Memahami Ancaman Kesehatan di Balik Asbes
https://www.naviri.org/2017/12/bahaya-asbes.html
Naviri.Org - Sebagian rumah kadang menggunakan asbes sebagai atap. Anda juga mungkin pernah melihatnya, karena asbes memang masih banyak digunakan di Indonesia. Biasanya, asbes yang menjadi atap rumah memiliki bentuk seperti seng yang berliuk-liuk. Pertimbangan orang menggunakan asbes biasanya karena harga yang relatif murah, serta tidak menimbulkan panas. Sayangnya, asbes memiliki ancaman yang serius bagi kesehatan.
Ada masalah kesehatan yang disebut asbestosis, yaitu penyakit paru yang bisa bermuara menjadi kanker paru-paru. Masalah itu disebabkan karena menghirup serat asbes. Asbestosis kerap dialami para pekerja di tempat pembuatan asbes.
Menurut Organisasi Kesehatan Dunia (WHO), serat asbes yang mengendap dalam paru-paru dapat menyebabkan sejumlah penyakit, seperti kanker paru-paru, mesothelioma, dan asbestosis. Zat karsinogenik ini disebut bertanggung jawab atas kematian 100 ribu orang setiap tahunnya.
Meski sudah dilarang di 60 negara, asbes masih dikonsumsi banyak negara berkembang, termasuk Indonesia. Asbes selama ini banyak digunakan untuk konstruksi bangunan, tekstil, hingga kampas rem.
Terlepas dari dampak buruknya, beberapa negara terang-terangan menolak pelarangan penggunaan asbes, seperti Rusia dan India.
Di Indonesia, menurut data Survei Geologi AS (SDGS), penggunaan asbes pada 2012 meningkat 6 kali lipat dibanding tahun 1990, yaitu sebesar 161.823 ton, sebelum turun ke angka 109.000 ton pada tahun 2014.
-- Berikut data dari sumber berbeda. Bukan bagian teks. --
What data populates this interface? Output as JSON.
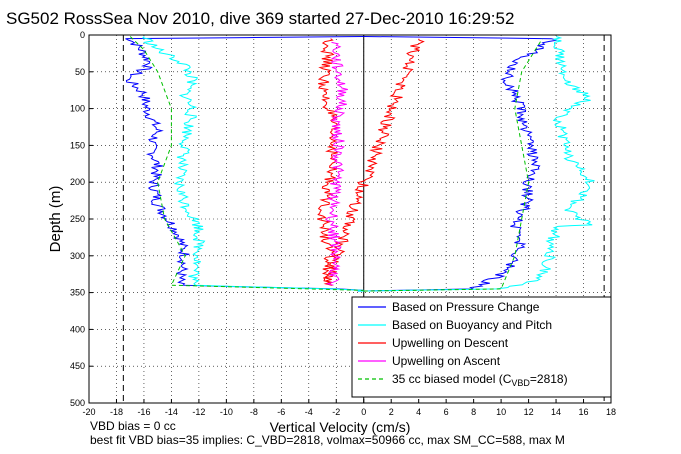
{
  "chart_data": {
    "type": "line",
    "title": "SG502 RossSea Nov 2010, dive 369 started 27-Dec-2010 16:29:52",
    "xlabel": "Vertical Velocity (cm/s)",
    "ylabel": "Depth (m)",
    "xlim": [
      -20,
      18
    ],
    "ylim": [
      0,
      500
    ],
    "y_reversed": true,
    "grid": true,
    "x_ticks": [
      -20,
      -18,
      -16,
      -14,
      -12,
      -10,
      -8,
      -6,
      -4,
      -2,
      0,
      2,
      4,
      6,
      8,
      10,
      12,
      14,
      16,
      18
    ],
    "y_ticks": [
      0,
      50,
      100,
      150,
      200,
      250,
      300,
      350,
      400,
      450,
      500
    ],
    "legend_position": "bottom-right",
    "legend": [
      {
        "label": "Based on Pressure Change",
        "color": "#0000ff",
        "style": "solid"
      },
      {
        "label": "Based on Buoyancy and Pitch",
        "color": "#00ffff",
        "style": "solid"
      },
      {
        "label": "Upwelling on Descent",
        "color": "#ff0000",
        "style": "solid"
      },
      {
        "label": "Upwelling on Ascent",
        "color": "#ff00ff",
        "style": "solid"
      },
      {
        "label": "35 cc biased model (C",
        "sub": "VBD",
        "suffix": "=2818)",
        "color": "#00c000",
        "style": "dashed"
      }
    ],
    "reference_lines_x": [
      -17.5,
      17.5
    ],
    "series": [
      {
        "key": "pressure_descent",
        "color": "#0000ff",
        "points": [
          [
            0,
            2
          ],
          [
            -17,
            5
          ],
          [
            -16.2,
            20
          ],
          [
            -15.5,
            40
          ],
          [
            -17.2,
            60
          ],
          [
            -16,
            80
          ],
          [
            -15.8,
            100
          ],
          [
            -15,
            130
          ],
          [
            -15.5,
            150
          ],
          [
            -15,
            180
          ],
          [
            -15.3,
            200
          ],
          [
            -15,
            230
          ],
          [
            -13.5,
            270
          ],
          [
            -13,
            300
          ],
          [
            -13.5,
            340
          ],
          [
            -2,
            345
          ],
          [
            0,
            347
          ]
        ]
      },
      {
        "key": "pressure_ascent",
        "color": "#0000ff",
        "points": [
          [
            0,
            348
          ],
          [
            8,
            345
          ],
          [
            10.5,
            320
          ],
          [
            11.5,
            290
          ],
          [
            11,
            260
          ],
          [
            11.8,
            230
          ],
          [
            12,
            200
          ],
          [
            12.5,
            170
          ],
          [
            12,
            140
          ],
          [
            11.5,
            110
          ],
          [
            11,
            80
          ],
          [
            10.5,
            60
          ],
          [
            11,
            40
          ],
          [
            12.5,
            20
          ],
          [
            14,
            5
          ],
          [
            0,
            2
          ]
        ]
      },
      {
        "key": "buoyancy_descent",
        "color": "#00ffff",
        "points": [
          [
            -16,
            2
          ],
          [
            -15,
            20
          ],
          [
            -13,
            40
          ],
          [
            -12.5,
            60
          ],
          [
            -13,
            80
          ],
          [
            -12.5,
            100
          ],
          [
            -13,
            150
          ],
          [
            -13.5,
            200
          ],
          [
            -13,
            230
          ],
          [
            -12,
            260
          ],
          [
            -12,
            300
          ],
          [
            -12.5,
            340
          ],
          [
            -2,
            345
          ],
          [
            0,
            347
          ]
        ]
      },
      {
        "key": "buoyancy_ascent",
        "color": "#00ffff",
        "points": [
          [
            0,
            348
          ],
          [
            10,
            345
          ],
          [
            13,
            330
          ],
          [
            13.5,
            300
          ],
          [
            14,
            260
          ],
          [
            16.5,
            258
          ],
          [
            15,
            240
          ],
          [
            16.5,
            200
          ],
          [
            15,
            170
          ],
          [
            14.5,
            140
          ],
          [
            14.2,
            110
          ],
          [
            16.5,
            85
          ],
          [
            14.5,
            60
          ],
          [
            14.5,
            40
          ],
          [
            14,
            10
          ],
          [
            14,
            2
          ]
        ]
      },
      {
        "key": "model_descent",
        "color": "#00c000",
        "dashed": true,
        "points": [
          [
            -17,
            2
          ],
          [
            -16,
            20
          ],
          [
            -15,
            50
          ],
          [
            -14,
            100
          ],
          [
            -14,
            150
          ],
          [
            -15,
            200
          ],
          [
            -14.5,
            250
          ],
          [
            -13,
            300
          ],
          [
            -14,
            340
          ],
          [
            0,
            347
          ]
        ]
      },
      {
        "key": "model_ascent",
        "color": "#00c000",
        "dashed": true,
        "points": [
          [
            0,
            348
          ],
          [
            10,
            345
          ],
          [
            11,
            300
          ],
          [
            12,
            200
          ],
          [
            11.5,
            150
          ],
          [
            11,
            100
          ],
          [
            11.5,
            50
          ],
          [
            13,
            5
          ]
        ]
      },
      {
        "key": "upwelling_descent",
        "color": "#ff0000",
        "points": [
          [
            -2.5,
            5
          ],
          [
            -2.8,
            50
          ],
          [
            -3,
            80
          ],
          [
            -2.5,
            100
          ],
          [
            -2.2,
            150
          ],
          [
            -2.5,
            200
          ],
          [
            -3,
            250
          ],
          [
            -2.5,
            300
          ],
          [
            -2.8,
            340
          ],
          [
            4,
            5
          ]
        ]
      },
      {
        "key": "upwelling_ascent",
        "color": "#ff00ff",
        "points": [
          [
            -2,
            10
          ],
          [
            -2,
            40
          ],
          [
            -1.5,
            80
          ],
          [
            -2,
            120
          ],
          [
            -1.8,
            150
          ],
          [
            -2,
            200
          ],
          [
            -2.3,
            250
          ],
          [
            -2,
            300
          ],
          [
            -2.2,
            340
          ]
        ]
      }
    ],
    "footer_lines": [
      "VBD bias = 0 cc",
      "best fit VBD bias=35 implies: C_VBD=2818, volmax=50966 cc, max SM_CC=588, max M"
    ]
  }
}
Sekitar 180 perusahaan di Indonesia mengimpor asbes, baik sebagai bahan baku industri, maupun dalam bentuk produk jadi. Hingga kini, belum ada angka pasti berapa orang Indonesia yang terpapar asbes setiap harinya.
Keluarga menanggung risiko
Menurut data Indonesia Asbestos Ban Network (INA-BAN), terdapat sekitar 4.000 pekerja pabrik asbes di Indonesia. Angka itu belum termasuk mereka yang menjadi buruh kontrak dan pekerja konstruksi bangunan.
Risiko terpapar asbes tidak hanya ditanggung para pekerja, tetapi juga anggota keluarga mereka. Serat-serat yang menempel pada tangan, rambut, sepatu, hingga pakaian bisa saja terhirup oleh anggota keluarga di rumah.
Paparan asbes juga menerpa mereka yang belajar di gedung sekolah atau bahkan berobat di layanan kesehatan yang beratapkan asbes. Terlebih mereka yang tinggal di rumah beratap asbes.
Pemerintah sendiri belum berencana melarang penggunaan asbes. Untuk sementara, mereka membuat regulasi keselamatan kerja dan meningkatkan sosialisasi bahaya asbes bagi kesehatan.
“Kami sudah memulai program untuk meningkatkan kesadaran itu, namun tentu karena Indonesia sangat luas, kami harus melakukannya secara bertahap,” ujar Kartini Rustandi, Direktur Kesehatan Kerja dan Olahraga Kemenkes.
Memang, asbestosis dan penyakit lainnya yang muncul akibat menghirup serat asbes tak langsung terasa dampaknya. Penyakit-penyakit itu baru mulai terasa 5-10 tahun setelah terpapar asbes. Namun, bukankah mencegah lebih baik daripada mengobati?